Jalaluddin menyuruh Sulaiman agar pergi kearah Barat (Asia Kecil). Kemudian
mereka menetap di sana dan pindah ke Syam dalam rangka menghindari serangan
mongol Pada abad ke-13 saat Chengis Khan mengusir orang-orang Turki dan
Khurasan dan sekitarnya. Kakeknya Usman, yang bernama Sulaeman bersama
pengikutnya bermukim di Asia Kecil. Setelah reda serangan Mongol terhadap
mereka, Sulaeman menyeberangi Sungai Efrat (dekat Allepo). Namun, ia tenggelam
empat putera Sulaeman yang bernama, Shunkur, Gundogdur, al-Thugril, dan Dundar.
Dua puteranya yang pertama kembali ke tanah air mereka. Sementara dua yang
terakhir bermukim didaerah Asia Kecil.
Kelompok kedua ini
berjumlah 400 kepala keluarga yang dipimpin oleh Ertugril (Erthogrol) ibn
Sulaiman. Mereka mengabdikan dirinya kepada Sultan Alauddin II dari Dinasti
Saljuk Rum yang pusat pemerintahannya di Kuniya, Anatolia Asia Kecil.
Pada saat itu, Sultan
Alauddin II sedang menghadapi bahaya peperangan dari bangsa Romawi yang
mempunyai kekuasaan di Romawi Timur (Byzantium). Dengan bantuan dari bangsa
Turki pimpinan Erthogrol, Sultan Alauddin II dapat mencapai kemenangan. Atas
jasa baik tersebut Sultan menghadiahkan sebidang tanah yang berbatasan dengan
Bizantium. Sejak itu Erthogrol terus membina wilayah barunya dan berusaha
memperluas wilayahnya dengan merebut wilayah Byzantium.

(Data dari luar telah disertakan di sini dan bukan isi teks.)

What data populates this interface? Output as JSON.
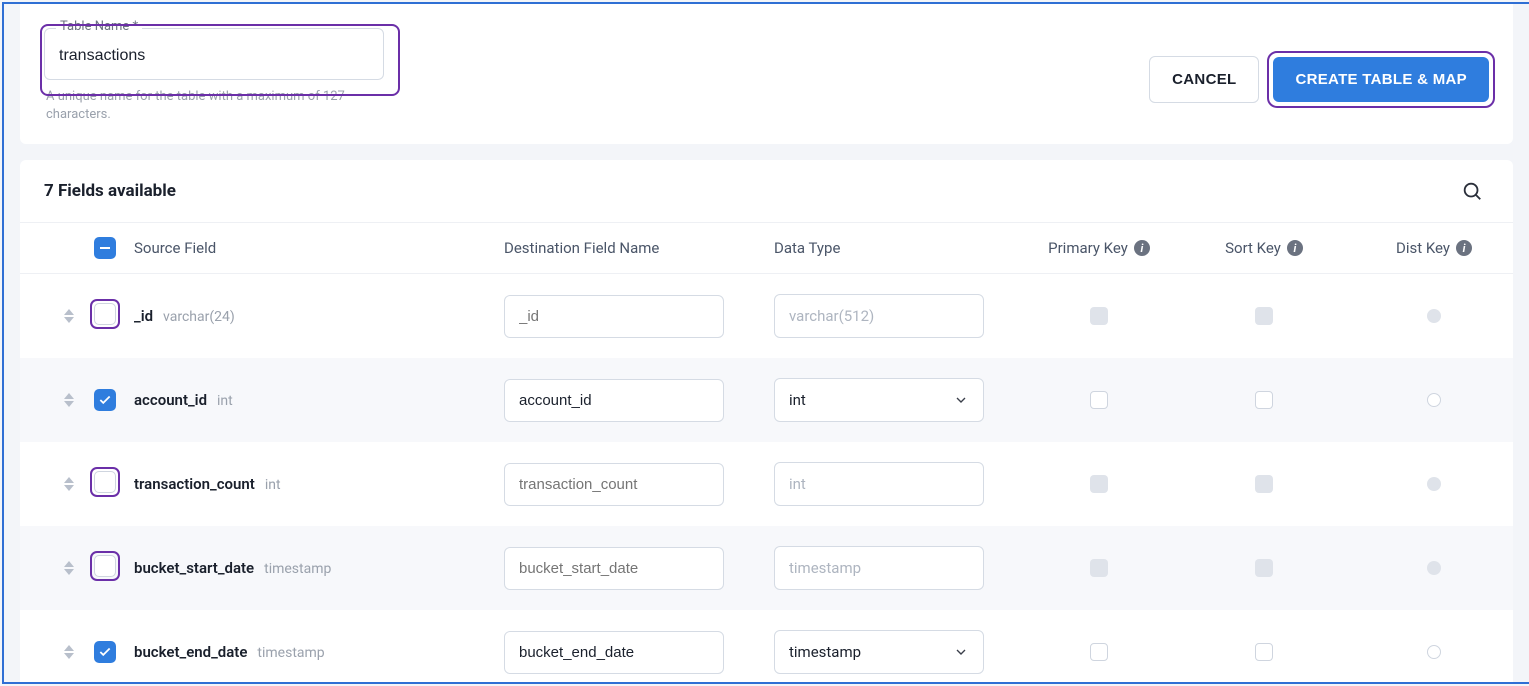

Pada tahun 1288 Erthogrol meninggal dunia, dan meninggalkan putranya yang
bernama Usman, yang diperkirakan lahir pada 1258 M. usman inilah yang ditunjuk
oleh Erthogrol untuk meneruskan kepemimpinannya dan disetujui serta didukung
oleh Sultan Saljuk pada saat itu. Nama Usman inilah yang nanti diambil sebagai
nama untuk Kerajaan Turki Usmani. Usman ini pula yang dianggap sebagai pendiri
Dinasti Usmani. Sebagaimana ayahnya, Usman banyak berjasa kepada Sultan
Alauddin II. Kemenangan-kemenangan dalam setiap pertempuran dan peperangan
diraih oleh Usman. Dan berkat keberhasilannya maka benteng-benteng Bizantium
yang berdekatan dengan Broessa dapat ditaklukkan. Keberhasilan Usman ini
membuat Sultan Alauddin II semakin simpati dan banyak memberi hak istimewa pada
Usman. Bahkan Usman diangkat menjadi gubernur dengan gelar Bey, dan namanya
selalu disebut dalam do’a setiap khutbah Jum’at. Penyerangan Bangsa Mongol pada tahun 1300 ke wilayah kekuasaan
Saljuk Rum mengakibatkan terbunuhnya Sultan Saljuk tanpa meninggalkan putra
sebagai pewaris kesultanan. Dalam keadaan kosong itulah,
Usman memerdekakan wilayahnya dan bertahan terhadap serangan bangsa Mongol.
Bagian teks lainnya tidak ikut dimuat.